Bruxelles – Doveva essere il simbolo dell’Unione europea, e rischia di diventarlo in negativo. L'”Europa building”, il nuovo palazzo del Consiglio dell’Ue, non convince, tanto che gli addetti ai lavori preferirebbero che venisse utilizzato il meno possibile, sopratutto in occasione delle affollate riunioni dei leader. Meno spazi a disposizione, stanze per le delegazioni meno funzionali, difficoltà a raggiungere i giornalisti. E poi la logistica, non proprio delle migliori: anziché concentrare i lavori in unico punto, si disperderanno tra il nuovo edificio e quello adiacente, il Justus Lipsius, quello usato finora.
Divenuto operativo con l’inizio del 2017 (e mostrato ai cittadini già il 10 dicembre 2016), per il palazzo Europa è praticamente obbligatoria l’inaugurazione da parte degli Stati membri, tanto più per il significato che tutti hanno attribuito al progetto. L’Europa building venne concepito nel 2004, all’epoca del grande allargamento dell’Ue, quando gli Stati membri passarono da 15 a 25 in un colpo solo per l’ingresso di Cipro, Estonia, Lettonia, Lituania, Malta, Polonia, Repubblica ceca, Slovacchia, Slovenia e Ungheria. Serviva una casa più grande, per una famiglia europea improvvisamente molto più numerosa. Questo significato di inclusione a maggior ragione in tempi di Brexit e Paesi che escono dall’Ue, e il 9 e 10 marzo il vertice dei capi di Stato e di governo si terrà nella nuova sede, nonostante le voci circolate sulla possibilità di tenerlo nella sede abituale.

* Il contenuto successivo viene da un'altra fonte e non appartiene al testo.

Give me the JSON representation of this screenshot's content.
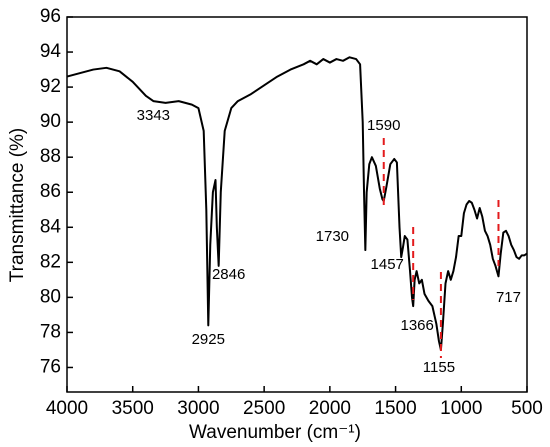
{
  "chart_data": {
    "type": "line",
    "xlabel": "Wavenumber (cm⁻¹)",
    "ylabel": "Transmittance (%)",
    "x": [
      4000,
      3900,
      3800,
      3700,
      3600,
      3500,
      3400,
      3343,
      3250,
      3150,
      3050,
      3000,
      2960,
      2940,
      2925,
      2910,
      2890,
      2870,
      2860,
      2846,
      2830,
      2800,
      2750,
      2700,
      2600,
      2500,
      2400,
      2300,
      2200,
      2150,
      2100,
      2050,
      2000,
      1950,
      1900,
      1850,
      1800,
      1770,
      1750,
      1740,
      1730,
      1720,
      1700,
      1680,
      1650,
      1620,
      1600,
      1590,
      1570,
      1540,
      1510,
      1490,
      1470,
      1457,
      1445,
      1430,
      1410,
      1390,
      1375,
      1366,
      1355,
      1340,
      1320,
      1300,
      1280,
      1250,
      1220,
      1190,
      1170,
      1155,
      1140,
      1120,
      1100,
      1080,
      1060,
      1040,
      1020,
      1000,
      980,
      960,
      940,
      920,
      900,
      880,
      860,
      840,
      820,
      800,
      780,
      760,
      740,
      717,
      700,
      680,
      660,
      640,
      620,
      600,
      580,
      560,
      540,
      520,
      500
    ],
    "series": [
      {
        "color": "#000000",
        "values": [
          92.6,
          92.8,
          93.0,
          93.1,
          92.9,
          92.3,
          91.5,
          91.2,
          91.1,
          91.2,
          91.0,
          90.8,
          89.5,
          85,
          78.4,
          83,
          86,
          86.7,
          84,
          81.8,
          86,
          89.5,
          90.8,
          91.2,
          91.6,
          92.1,
          92.6,
          93.0,
          93.3,
          93.5,
          93.3,
          93.6,
          93.4,
          93.6,
          93.5,
          93.7,
          93.6,
          93.3,
          90,
          86,
          82.7,
          86,
          87.6,
          88,
          87.5,
          86.2,
          85.6,
          85.5,
          86.3,
          87.6,
          87.9,
          87.7,
          84,
          82.3,
          82.8,
          83.5,
          83.3,
          81.5,
          80,
          79.5,
          81,
          81.5,
          80.8,
          81,
          80.2,
          79.8,
          79.5,
          78.5,
          77.5,
          77,
          78.5,
          80.8,
          81.5,
          81,
          81.5,
          82.3,
          83.5,
          83.5,
          84.8,
          85.3,
          85.5,
          85.4,
          85,
          84.5,
          85.1,
          84.6,
          83.8,
          83.5,
          83,
          82.2,
          81.8,
          81.2,
          82.5,
          83.7,
          83.8,
          83.5,
          83,
          82.7,
          82.3,
          82.2,
          82.4,
          82.4,
          82.5
        ]
      }
    ],
    "xlim": [
      4000,
      500
    ],
    "xticks": [
      4000,
      3500,
      3000,
      2500,
      2000,
      1500,
      1000,
      500
    ],
    "ylim": [
      74.6,
      96
    ],
    "yticks": [
      76,
      78,
      80,
      82,
      84,
      86,
      88,
      90,
      92,
      94,
      96
    ],
    "annotations": [
      {
        "text": "3343",
        "x": 3343,
        "dashed": false
      },
      {
        "text": "2925",
        "x": 2925,
        "dashed": false
      },
      {
        "text": "2846",
        "x": 2846,
        "dashed": false
      },
      {
        "text": "1730",
        "x": 1730,
        "dashed": false
      },
      {
        "text": "1590",
        "x": 1590,
        "dashed": true
      },
      {
        "text": "1457",
        "x": 1457,
        "dashed": false
      },
      {
        "text": "1366",
        "x": 1366,
        "dashed": true
      },
      {
        "text": "1155",
        "x": 1155,
        "dashed": true
      },
      {
        "text": "717",
        "x": 717,
        "dashed": true
      }
    ],
    "dash_color": "#e31a1c"
  }
}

L’edificio c’è, e adesso che c’è tanto vale usarlo. Questo è invece il ragionamento meno simbolico e decisamente più pratico dello staff dell’istituzione. Far riunire leader e ministri nella nuova struttura significa dare un senso ai lavori fatti (durati da dicembre 2008 a giugno 2016) e ai soldi spesi (321 milioni di euro). Il discorso non fa una piega. Le delegazioni non sembrano però del tutto convinte.
La separazione degli uffici del Consiglio tra palazzo Europa e palazzo Justus Lipsius, i leader con la sala riunioni da una parte – quella nuova – e le sale per le conferenze stampa nazionali da un’altra – quella vecchia –, struttura più piccola (il nuovo edificio ha una superficie pari a circa un terzo di quello usato finora), sono tutti elementi che sollevano più di qualche dubbio sull’effettiva funzionalità di un nuovo sistema che costringerà a fare la spola tra i due edifici attraverso due passerelle. Si rischia di rendere il lavoro meno efficiente, e oltretutto scomodo. Il camminamento che mette in comunicazione i due edifici è aperto per ragioni di sicurezza, il che vuol dire essere esposti alle intemperanze del clima ed essere costretti a girare sempre col cappotto sotto braccio, almeno nel periodo autunnale e invernale. L’Ufficio del presidente del Consiglio europeo ha traslocato però nella nuova sede, ed è difficile immaginare che i leader, in giorni di summit, decidano di stare lontano dalle stanze di chi è chiamato a coordinare i lavori, favorire accordi, mediare tra le parti. Anche solo tenere incontri bilaterali diventerebbe molto più scomodo.
Solo il vertice di marzo dirà se e quanto la doppia sede è gestibile. Non riuscendo a mettere tutti d’accordo, il nuovo palazzo del Consiglio dell’Ue ha però già tradito le attese. Sulla rivoluzione audio-visiva promessa, poi, è stata giù fatta marcia indietro. Il nuovo circuito interno utilizzato per la trasmissione delle sessioni pubbliche dei lavori prevedeva che non ci fosse più l’inquadratura fissa sulla persona con diritto di parola. Le immagini allargate, però, hanno mostrato il clima tutt’altro che attento dei presenti in sala: durante l’intervento dei ministri è già stato possibile vedere presenti sbadigliare, consultare il proprio smartphone, chiacchierare con i vicini o con i collaboratori. Ancora, è stato possibile cogliere il via-vai del personale del Consiglio entrare e uscire, e persino spostare sedie. Non certo una bella immagine per il Consiglio, che ha deciso di tornare al più classifico zoom sulla sola persona parlante (e le uniche quattro persone intorno, a dire il vero). Le telecamere poi, sussurra qualcuno, sono poco stabili e se più persone camminano nei corridoi per gli interpreti (che anche loro lamentano di avere poco spazio di lavoro) iniziano a vibrare. E’ solo l’inizio, per carità. Occorre tempo per collaudare e rodare il nuovo meccanismo. Il palazzo Europa dovrà però superare lo scetticismo più o meno diffuso. In questo condivide in pieno la sfida del momento per l’Unione europea di cui porta il nome.